May 16, 2012 — A groundbreaking international trial, presented yesterday at EuroPCR, has demonstrated for the very first time the true value of percutaneous coronary intervention (PCI) in patients with stable coronary artery disease. The study highlights the critical importance of targeting these interventions to patients with ischemia and may revolutionize the patient selection procedure for PCI.
The FAME II study is the first of its kind and has shown that targeting fractional flow reserve (FFR)-guided PCI and optimal medical treatment (OMT) to patients with ischemia (having at least one stenosis with FFR ≤ 0.80) can reduce the need for revascularization by a factor of between 6 - 11 compared with OMT alone. This study also provides clear evidence that patients without ischemia do not need to undergo PCI and can be successfully managed using OMT alone.
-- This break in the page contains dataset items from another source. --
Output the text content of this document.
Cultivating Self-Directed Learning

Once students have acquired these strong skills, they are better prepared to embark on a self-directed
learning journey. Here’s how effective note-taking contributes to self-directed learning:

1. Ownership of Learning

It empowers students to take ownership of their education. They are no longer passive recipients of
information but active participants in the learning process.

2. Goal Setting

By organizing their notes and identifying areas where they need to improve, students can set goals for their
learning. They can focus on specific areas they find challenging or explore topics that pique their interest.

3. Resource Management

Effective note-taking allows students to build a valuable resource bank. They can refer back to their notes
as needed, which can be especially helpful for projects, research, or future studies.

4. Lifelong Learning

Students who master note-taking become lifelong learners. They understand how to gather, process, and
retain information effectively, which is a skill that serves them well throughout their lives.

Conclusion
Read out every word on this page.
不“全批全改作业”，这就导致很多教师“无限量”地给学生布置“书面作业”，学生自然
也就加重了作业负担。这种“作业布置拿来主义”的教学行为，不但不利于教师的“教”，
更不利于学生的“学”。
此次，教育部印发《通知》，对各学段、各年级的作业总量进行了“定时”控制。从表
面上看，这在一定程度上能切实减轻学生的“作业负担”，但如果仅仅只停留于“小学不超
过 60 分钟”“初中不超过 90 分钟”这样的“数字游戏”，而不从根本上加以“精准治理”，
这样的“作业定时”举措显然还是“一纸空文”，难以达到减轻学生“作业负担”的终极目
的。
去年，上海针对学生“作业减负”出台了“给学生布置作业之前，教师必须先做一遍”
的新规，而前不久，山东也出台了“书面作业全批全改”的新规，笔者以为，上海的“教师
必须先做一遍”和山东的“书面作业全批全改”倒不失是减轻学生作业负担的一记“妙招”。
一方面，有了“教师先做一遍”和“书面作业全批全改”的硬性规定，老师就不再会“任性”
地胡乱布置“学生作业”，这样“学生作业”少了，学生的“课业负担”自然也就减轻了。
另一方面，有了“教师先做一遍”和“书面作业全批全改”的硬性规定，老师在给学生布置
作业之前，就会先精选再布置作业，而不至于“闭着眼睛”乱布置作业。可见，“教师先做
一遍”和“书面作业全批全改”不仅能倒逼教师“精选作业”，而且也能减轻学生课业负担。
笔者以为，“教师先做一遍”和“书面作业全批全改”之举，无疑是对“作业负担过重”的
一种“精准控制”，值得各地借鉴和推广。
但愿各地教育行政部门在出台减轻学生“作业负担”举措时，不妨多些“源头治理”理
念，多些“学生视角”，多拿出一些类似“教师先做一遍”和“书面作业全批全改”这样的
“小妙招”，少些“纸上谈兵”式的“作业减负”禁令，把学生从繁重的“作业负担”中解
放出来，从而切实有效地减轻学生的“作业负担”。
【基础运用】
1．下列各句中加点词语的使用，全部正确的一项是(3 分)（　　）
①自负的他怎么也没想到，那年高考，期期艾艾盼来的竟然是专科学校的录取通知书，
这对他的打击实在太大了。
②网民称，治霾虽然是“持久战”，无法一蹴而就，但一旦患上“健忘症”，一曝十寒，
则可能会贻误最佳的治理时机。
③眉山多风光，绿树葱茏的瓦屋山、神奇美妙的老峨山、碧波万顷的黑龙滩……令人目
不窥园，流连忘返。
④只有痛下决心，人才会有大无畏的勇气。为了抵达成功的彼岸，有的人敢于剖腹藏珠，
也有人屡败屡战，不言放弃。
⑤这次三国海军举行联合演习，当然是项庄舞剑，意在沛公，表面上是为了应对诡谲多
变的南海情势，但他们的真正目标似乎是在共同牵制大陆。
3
This randomized, prospective study was conducted among a cohort of over 1,200 patients across 28 centers in Europe and the US. Patients with ischemia were randomized to receive either FFR-guided PCI and OMT, or OMT alone. PCI was conducted using the very latest second-generation drug-eluting stent systems (DES). Patients without ischemia received treatment with OMT alone. The primary end point recorded was a composite of all-cause death, myocardial infarction (MI) and unplanned hospitalization leading to urgent revascularization. Patients were only considered as urgent revascularization cases if they entered the hospital through the emergency ward and their revascularization procedure was performed during the same hospitalization episode, or if they presented at the clinic with increased angina symptoms requiring urgent revascularization.
Bernard DeBruyne believes that these results will have a major impact on clinical practice and outcomes for these patients. “This study has the potential to change the way that we target treatment in the future. Many patients in whom we consider placing stents have no ischemia; this study has shown us that these patients can do very well with medical treatment alone. Targeting PCI to the right patients and the right lesions using second-generation DES systems can have a major impact on the success rate for these interventions.”
The study was halted prematurely due to an overwhelming difference in primary end point outcomes between the treatment arms, with a major advantage for PCI and OMT. The safety management board (SMB) considered that it was not ethically or scientifically justified to submit patients to a risk that had been identified. Patient enrolment began in May 2010 and the study was halted in January 2012, with 90% of recruitment taking place in 2011.